The Fotron was a camera produced by the Traid Corporation of Glendale, California between 1962 and 1971 and mainly sold door to door. It had a highly unorthodox design and boasted several firsts for a consumer camera, including a built-in electronic flash, built-in motor drive, and drop-in film loading (beating Kodak's popular Instamatic to the market). Other unusual features included push-button exposure and focus controls and an integrated rechargeable battery. The camera used standard 828 rollfilm packaged in a proprietary snap-in cartridge which had to be returned to the company for processing. It was aimed mainly at women, marketed as a "goof-proof" alternative to traditional cameras.
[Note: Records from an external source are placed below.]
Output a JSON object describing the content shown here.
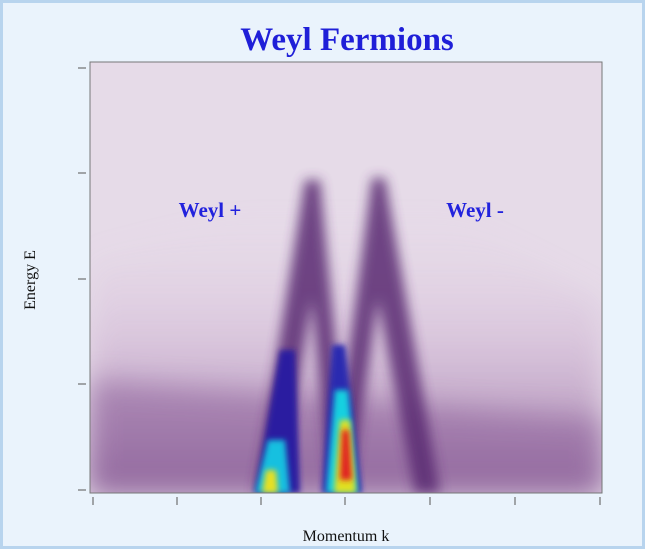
{
  "chart_data": {
    "type": "heatmap",
    "title": "Weyl Fermions",
    "xlabel": "Momentum k",
    "ylabel": "Energy E",
    "annotations": [
      "Weyl +",
      "Weyl -"
    ]
  }
}
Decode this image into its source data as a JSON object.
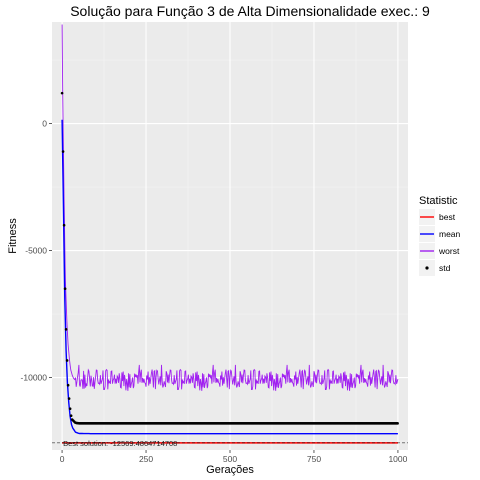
{
  "chart_data": {
    "type": "line",
    "title": "Solução para Função 3 de Alta Dimensionalidade exec.: 9",
    "xlabel": "Gerações",
    "ylabel": "Fitness",
    "xlim": [
      -30,
      1030
    ],
    "ylim": [
      -12850,
      4000
    ],
    "x_ticks": [
      0,
      250,
      500,
      750,
      1000
    ],
    "x_tick_labels": [
      "0",
      "250",
      "500",
      "750",
      "1000"
    ],
    "y_ticks": [
      0,
      -5000,
      -10000
    ],
    "y_tick_labels": [
      "0",
      "-5000",
      "-10000"
    ],
    "grid": true,
    "legend": {
      "title": "Statistic",
      "position": "right"
    },
    "series": [
      {
        "name": "best",
        "color": "#ff0000",
        "style": "line",
        "x": [
          0,
          1000
        ],
        "y": [
          -12569.5,
          -12569.5
        ]
      },
      {
        "name": "mean",
        "color": "#0000ff",
        "style": "line",
        "x": [
          0,
          2,
          4,
          6,
          8,
          10,
          14,
          18,
          22,
          26,
          30,
          40,
          50,
          100,
          1000
        ],
        "y": [
          150,
          -1200,
          -3200,
          -5200,
          -6900,
          -8200,
          -9700,
          -10700,
          -11300,
          -11750,
          -11950,
          -12150,
          -12200,
          -12210,
          -12210
        ]
      },
      {
        "name": "worst",
        "color": "#a020f0",
        "style": "line",
        "noise_band": [
          -10700,
          -9500
        ],
        "noise_from_x": 40,
        "x": [
          0,
          2,
          4,
          6,
          8,
          10,
          14,
          18,
          22,
          26,
          30,
          35,
          40,
          1000
        ],
        "y": [
          3900,
          1200,
          -1000,
          -3000,
          -4800,
          -6200,
          -7700,
          -8700,
          -9300,
          -9700,
          -9900,
          -10050,
          -10100,
          -10100
        ]
      },
      {
        "name": "std",
        "color": "#000000",
        "style": "point",
        "x": [
          0,
          2,
          4,
          6,
          8,
          10,
          14,
          18,
          22,
          26,
          30,
          40,
          50,
          1000
        ],
        "y": [
          1200,
          -200,
          -2000,
          -4000,
          -5800,
          -7200,
          -9000,
          -10300,
          -11000,
          -11450,
          -11650,
          -11780,
          -11800,
          -11800
        ]
      }
    ],
    "annotation": {
      "text": "Best solution: -12569.4864714708",
      "x": 0,
      "y": -12569.5
    }
  }
}
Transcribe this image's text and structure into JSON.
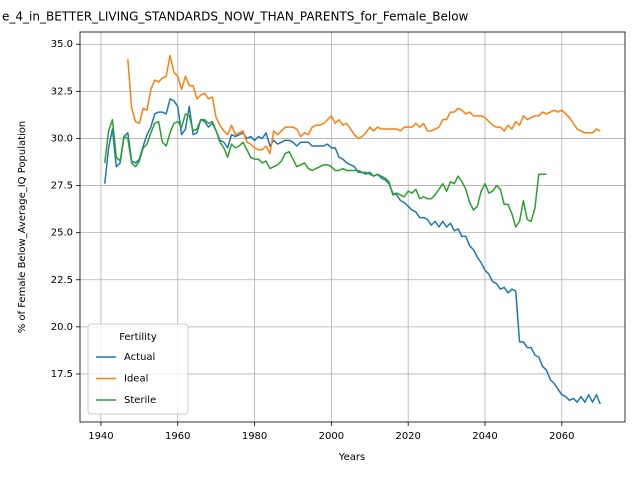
{
  "chart_data": {
    "type": "line",
    "title": "e_4_in_BETTER_LIVING_STANDARDS_NOW_THAN_PARENTS_for_Female_Below",
    "x_label": "Years",
    "y_label": "% of Female Below_Average_IQ Population",
    "x": [
      1941,
      1942,
      1943,
      1944,
      1945,
      1946,
      1947,
      1948,
      1949,
      1950,
      1951,
      1952,
      1953,
      1954,
      1955,
      1956,
      1957,
      1958,
      1959,
      1960,
      1961,
      1962,
      1963,
      1964,
      1965,
      1966,
      1967,
      1968,
      1969,
      1970,
      1971,
      1972,
      1973,
      1974,
      1975,
      1976,
      1977,
      1978,
      1979,
      1980,
      1981,
      1982,
      1983,
      1984,
      1985,
      1986,
      1987,
      1988,
      1989,
      1990,
      1991,
      1992,
      1993,
      1994,
      1995,
      1996,
      1997,
      1998,
      1999,
      2000,
      2001,
      2002,
      2003,
      2004,
      2005,
      2006,
      2007,
      2008,
      2009,
      2010,
      2011,
      2012,
      2013,
      2014,
      2015,
      2016,
      2017,
      2018,
      2019,
      2020,
      2021,
      2022,
      2023,
      2024,
      2025,
      2026,
      2027,
      2028,
      2029,
      2030,
      2031,
      2032,
      2033,
      2034,
      2035,
      2036,
      2037,
      2038,
      2039,
      2040,
      2041,
      2042,
      2043,
      2044,
      2045,
      2046,
      2047,
      2048,
      2049,
      2050,
      2051,
      2052,
      2053,
      2054,
      2055,
      2056,
      2057,
      2058,
      2059,
      2060,
      2061,
      2062,
      2063,
      2064,
      2065,
      2066,
      2067,
      2068,
      2069,
      2070
    ],
    "series": [
      {
        "name": "Actual",
        "color": "#1f77b4",
        "values": [
          27.6,
          29.5,
          30.5,
          28.5,
          28.7,
          30.1,
          30.3,
          28.8,
          28.7,
          28.9,
          29.6,
          30.2,
          30.6,
          31.3,
          31.4,
          31.4,
          31.3,
          32.1,
          32.0,
          31.7,
          30.2,
          30.5,
          31.7,
          30.2,
          30.3,
          31.0,
          30.9,
          30.6,
          30.8,
          30.4,
          29.9,
          29.8,
          29.5,
          30.2,
          30.1,
          30.2,
          30.3,
          30.0,
          30.1,
          29.9,
          30.1,
          30.0,
          30.3,
          29.6,
          29.9,
          29.7,
          29.8,
          29.9,
          29.9,
          29.8,
          29.6,
          29.8,
          29.8,
          29.8,
          29.6,
          29.6,
          29.6,
          29.6,
          29.7,
          29.5,
          29.5,
          29.0,
          28.9,
          28.7,
          28.6,
          28.5,
          28.2,
          28.2,
          28.1,
          28.2,
          28.0,
          28.1,
          27.9,
          27.8,
          27.6,
          27.1,
          27.0,
          26.7,
          26.6,
          26.4,
          26.2,
          26.1,
          25.8,
          25.8,
          25.7,
          25.4,
          25.6,
          25.3,
          25.6,
          25.3,
          25.5,
          25.1,
          25.2,
          24.8,
          24.8,
          24.3,
          24.1,
          23.7,
          23.4,
          23.0,
          22.8,
          22.4,
          22.3,
          22.0,
          22.1,
          21.8,
          22.0,
          21.9,
          19.2,
          19.2,
          18.9,
          18.9,
          18.5,
          18.4,
          17.9,
          17.7,
          17.2,
          17.0,
          16.7,
          16.4,
          16.3,
          16.1,
          16.2,
          16.0,
          16.3,
          16.0,
          16.4,
          16.0,
          16.4,
          15.9
        ]
      },
      {
        "name": "Ideal",
        "color": "#ff7f0e",
        "values": [
          null,
          null,
          null,
          null,
          null,
          null,
          34.2,
          31.6,
          30.9,
          30.8,
          31.6,
          31.5,
          32.6,
          33.1,
          33.0,
          33.2,
          33.3,
          34.4,
          33.5,
          33.3,
          32.6,
          33.3,
          32.8,
          32.8,
          32.1,
          32.3,
          32.4,
          32.1,
          32.2,
          31.1,
          30.7,
          30.4,
          30.2,
          30.7,
          30.2,
          30.3,
          30.4,
          29.8,
          29.7,
          29.5,
          29.4,
          29.4,
          29.6,
          29.2,
          30.4,
          30.2,
          30.4,
          30.6,
          30.6,
          30.6,
          30.5,
          30.1,
          30.3,
          30.2,
          30.6,
          30.7,
          30.7,
          30.8,
          31.0,
          31.2,
          30.8,
          31.0,
          30.7,
          30.8,
          30.5,
          30.2,
          30.0,
          30.1,
          30.3,
          30.6,
          30.4,
          30.6,
          30.5,
          30.5,
          30.5,
          30.5,
          30.5,
          30.4,
          30.6,
          30.6,
          30.6,
          30.8,
          30.6,
          30.8,
          30.4,
          30.4,
          30.5,
          30.6,
          31.0,
          31.0,
          31.4,
          31.4,
          31.6,
          31.5,
          31.3,
          31.4,
          31.2,
          31.2,
          31.2,
          31.1,
          30.9,
          30.7,
          30.6,
          30.6,
          30.4,
          30.7,
          30.5,
          30.9,
          30.7,
          31.2,
          31.0,
          31.1,
          31.2,
          31.2,
          31.4,
          31.3,
          31.4,
          31.5,
          31.4,
          31.5,
          31.3,
          31.1,
          30.8,
          30.5,
          30.4,
          30.3,
          30.3,
          30.3,
          30.5,
          30.4
        ]
      },
      {
        "name": "Sterile",
        "color": "#2ca02c",
        "values": [
          28.7,
          30.4,
          31.0,
          29.0,
          28.8,
          30.1,
          30.0,
          28.7,
          28.5,
          28.8,
          29.5,
          29.7,
          30.3,
          30.8,
          30.9,
          29.8,
          29.6,
          30.3,
          30.8,
          30.9,
          30.6,
          31.3,
          31.2,
          30.4,
          30.5,
          31.0,
          31.0,
          30.8,
          30.9,
          30.4,
          29.8,
          29.5,
          29.0,
          29.7,
          29.5,
          29.6,
          29.8,
          29.4,
          29.0,
          28.9,
          28.9,
          28.7,
          28.8,
          28.4,
          28.5,
          28.6,
          28.8,
          29.2,
          29.3,
          28.9,
          28.5,
          28.6,
          28.7,
          28.4,
          28.3,
          28.4,
          28.5,
          28.6,
          28.6,
          28.5,
          28.3,
          28.3,
          28.4,
          28.3,
          28.3,
          28.3,
          28.3,
          28.2,
          28.2,
          28.1,
          28.0,
          28.1,
          28.0,
          27.9,
          27.7,
          27.0,
          27.1,
          27.0,
          26.9,
          27.2,
          27.1,
          27.3,
          26.8,
          26.9,
          26.8,
          26.8,
          27.0,
          27.3,
          27.6,
          27.2,
          27.7,
          27.6,
          28.0,
          27.7,
          27.3,
          26.6,
          26.2,
          26.4,
          27.2,
          27.6,
          27.1,
          27.2,
          27.5,
          27.3,
          26.5,
          26.5,
          26.0,
          25.3,
          25.6,
          26.7,
          25.7,
          25.6,
          26.3,
          28.1,
          28.1,
          28.1,
          null,
          null,
          null,
          null,
          null,
          null,
          null,
          null,
          null,
          null,
          null,
          null,
          null,
          null
        ]
      }
    ],
    "xlim": [
      1934.55,
      2076.45
    ],
    "ylim": [
      14.95,
      35.65
    ],
    "xticks": [
      1940,
      1960,
      1980,
      2000,
      2020,
      2040,
      2060
    ],
    "yticks": [
      17.5,
      {
        "value": 20,
        "label": "20.0"
      },
      22.5,
      {
        "value": 25,
        "label": "25.0"
      },
      27.5,
      {
        "value": 30,
        "label": "30.0"
      },
      32.5,
      {
        "value": 35,
        "label": "35.0"
      }
    ],
    "grid": true,
    "legend_title": "Fertility",
    "legend_position": "lower left"
  }
}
Although innovative, the Fotron was also extremely expensive, unwieldy, and reportedly suffered from poor optical quality. Introduced at a list price of $139.95, by 1971 the camera was selling for $520, plus $3.98 per 10-exposure roll for film and processing. Despite this, Traid claimed the cameras were sold at a loss and only the film processing operation was able to turn a profit. Due to the high price, vendor lock-in of film and processing, and aggressive direct selling techniques used to market the camera, it is often regarded as something of a scam. Traid faced multiple class-action lawsuits brought by Fotron customers and stopped selling the camera in 1971.

==Design==
The Fotron was a large and heavy camera, similar in size to a folded Polaroid Land Camera of the same era. Much of the bulk came from the built-in flash unit and rechargeable battery. Exposure was set by pushing one of two buttons, marked "indoors" and "outdoors" respectively. This also served to turn on the flash circuitry in preparation for taking a picture. The exposure would then be made by choosing from a second set of buttons, labeled with various camera-to-subject distances. This would set the focus accordingly and then trip the shutter and the flash, which fired with every exposure. The film would then be automatically advanced to the next frame.

==Models==
Traid produced three Fotron models, all of which were essentially the same. The original model was simply marked "Fotron" and had a gray plastic housing. The second model, introduced around 1965, had a black housing and a different style of frame counter. The final model was the Fotron III, which was introduced around 1966. It was also black and had a slightly simplified design with two focus buttons instead of three and a different exterior treatment for the flash unit.

==Fraud allegations==
The Fotron was the subject of a class-action suit filed against the Traid Corporation in 1972. The plaintiffs alleged that the Fotron cameras they had purchased were sold for over ten times their actual value and that Traid had misrepresented the product both implicitly and in writing. The outcome of this case is uncertain.